Although there are many documented cases of the adverse effects of fluoridated water, the worst in my view is the threat to human intelligence. Many studies have been conducted that confirm that fluoridated water lowers IQ, especially in children. To quote just one, which can be googled:
‘Analysis Of Children’s Serum Fluoride Levels In Relation To Intelligence Scores In A High And Low Fluoride Water Village In China’ (Quanyong Xiang, Youxin Liang, Bingheng Chen; Liansheng Chenb, Nanjing and Shanghai).
Much of this fluoride/IQ research takes place outside America. Perhaps this is not surprising.
In 1995 one of the earliest animal studies of fluoride’s impact on the brain in the US was conducted by Dr Phyllis Mullenix PhD, formerly of Harvard University. She too found a correlation between fluoridation of water and lowered IQ in children. However when her findings were published in the Journal of Neurotoxicology and Teratology, she was fired by the dean of the Forsyth Institute.
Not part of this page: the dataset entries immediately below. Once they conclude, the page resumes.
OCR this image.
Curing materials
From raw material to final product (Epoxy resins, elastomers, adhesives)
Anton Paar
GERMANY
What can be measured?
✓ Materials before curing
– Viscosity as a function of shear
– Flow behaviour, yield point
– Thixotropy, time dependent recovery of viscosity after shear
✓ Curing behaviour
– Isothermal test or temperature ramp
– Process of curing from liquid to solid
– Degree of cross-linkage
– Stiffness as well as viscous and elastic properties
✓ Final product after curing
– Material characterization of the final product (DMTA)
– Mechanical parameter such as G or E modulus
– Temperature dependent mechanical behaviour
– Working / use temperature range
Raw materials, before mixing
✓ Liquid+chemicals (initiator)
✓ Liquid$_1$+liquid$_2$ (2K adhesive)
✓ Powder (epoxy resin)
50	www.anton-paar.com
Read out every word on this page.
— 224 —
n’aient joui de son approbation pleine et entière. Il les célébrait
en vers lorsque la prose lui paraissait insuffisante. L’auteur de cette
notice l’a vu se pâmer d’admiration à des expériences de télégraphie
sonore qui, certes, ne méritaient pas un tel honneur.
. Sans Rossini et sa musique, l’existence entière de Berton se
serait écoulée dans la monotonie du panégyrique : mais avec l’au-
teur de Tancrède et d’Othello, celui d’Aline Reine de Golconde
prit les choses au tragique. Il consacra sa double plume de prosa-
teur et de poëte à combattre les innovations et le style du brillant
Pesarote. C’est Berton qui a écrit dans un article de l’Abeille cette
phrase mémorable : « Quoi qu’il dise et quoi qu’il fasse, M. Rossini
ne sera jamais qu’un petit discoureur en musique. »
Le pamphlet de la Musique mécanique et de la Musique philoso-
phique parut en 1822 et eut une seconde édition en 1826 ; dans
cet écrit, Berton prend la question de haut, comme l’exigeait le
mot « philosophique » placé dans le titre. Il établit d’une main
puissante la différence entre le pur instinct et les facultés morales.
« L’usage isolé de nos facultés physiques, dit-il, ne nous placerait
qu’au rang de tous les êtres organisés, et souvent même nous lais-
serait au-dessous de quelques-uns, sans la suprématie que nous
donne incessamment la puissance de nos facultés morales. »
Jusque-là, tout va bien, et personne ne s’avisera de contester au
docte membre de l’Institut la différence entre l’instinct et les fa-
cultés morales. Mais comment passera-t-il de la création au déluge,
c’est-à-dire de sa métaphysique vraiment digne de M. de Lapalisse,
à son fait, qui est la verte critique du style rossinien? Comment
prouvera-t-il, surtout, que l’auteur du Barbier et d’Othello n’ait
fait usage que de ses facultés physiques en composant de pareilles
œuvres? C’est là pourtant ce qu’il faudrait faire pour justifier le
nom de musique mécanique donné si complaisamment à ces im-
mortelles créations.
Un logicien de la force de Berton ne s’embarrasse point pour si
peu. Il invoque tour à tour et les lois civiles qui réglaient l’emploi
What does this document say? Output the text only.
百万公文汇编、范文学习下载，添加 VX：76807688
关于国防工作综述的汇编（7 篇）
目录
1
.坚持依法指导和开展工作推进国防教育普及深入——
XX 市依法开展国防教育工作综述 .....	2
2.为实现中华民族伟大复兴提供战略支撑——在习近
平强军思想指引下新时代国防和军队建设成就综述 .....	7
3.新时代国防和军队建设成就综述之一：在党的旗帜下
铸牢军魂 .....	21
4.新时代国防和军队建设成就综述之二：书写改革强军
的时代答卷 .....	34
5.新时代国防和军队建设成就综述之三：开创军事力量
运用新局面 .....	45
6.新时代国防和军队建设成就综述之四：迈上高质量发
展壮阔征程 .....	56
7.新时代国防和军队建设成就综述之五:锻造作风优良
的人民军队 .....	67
The treatment meted out to this scientist sent a clear message to other researchers in the US that it was not good for their careers to look into the health effects of fluoride – particularly on the brain. (More details in Chris Bryson’s The Fluoride Deception.)
While both proponents and opponents of fluoride claim reams of science to back their claims it is a fact that there is a worldwide trend against fluoridation of the water supply.
In May of this year, the city of Portland, Oregon, voted overwhelmingly to reject adding fluoridation chemicals to the city’s water supply. Interestingly the city’s black population – for whom the benefits were most loudly claimed by proponents – voted almost one hundred per cent against. They had more to lose than anyone from the ill-effects suggested by the scientific panel who pointed out that there are safer, more effective and less intrusive ways to promote oral health than adding a chemical linked to thyroid disease, IQ loss, and other ailments to the water supply.
Likewise in Israel. On 29 July 2013, the Israeli Supreme Court ruled that Israel must stop adding fluoride chemicals into public water supplies in one year. Among other concerns the High Court noted thyroid problems, dangers to the chronically ill and the prospect of a lowered IQ in the population at large.
No doubt proponents will claim science and offer refutations, but the Israeli example is telling. Whatever you think of their foreign policy, if Israel, along with the city of Portland and others, is concerned about lowered IQ, then so am I.
Surely then, the ‘precautionary principle’ applies. Even if one has a gut feeling that fluoridation is good for you, with so much peer reviewed evidence citing health concerns (to match all those claiming benefits) the right thing to do must be to cease and desist from putting fluoride in Byron Shire’s drinking water.
I am reliably informed that Councillor Basil Cameron is undecided. I would call upon him to review these facts (which can easily be googled) before casting his vote next Thursday.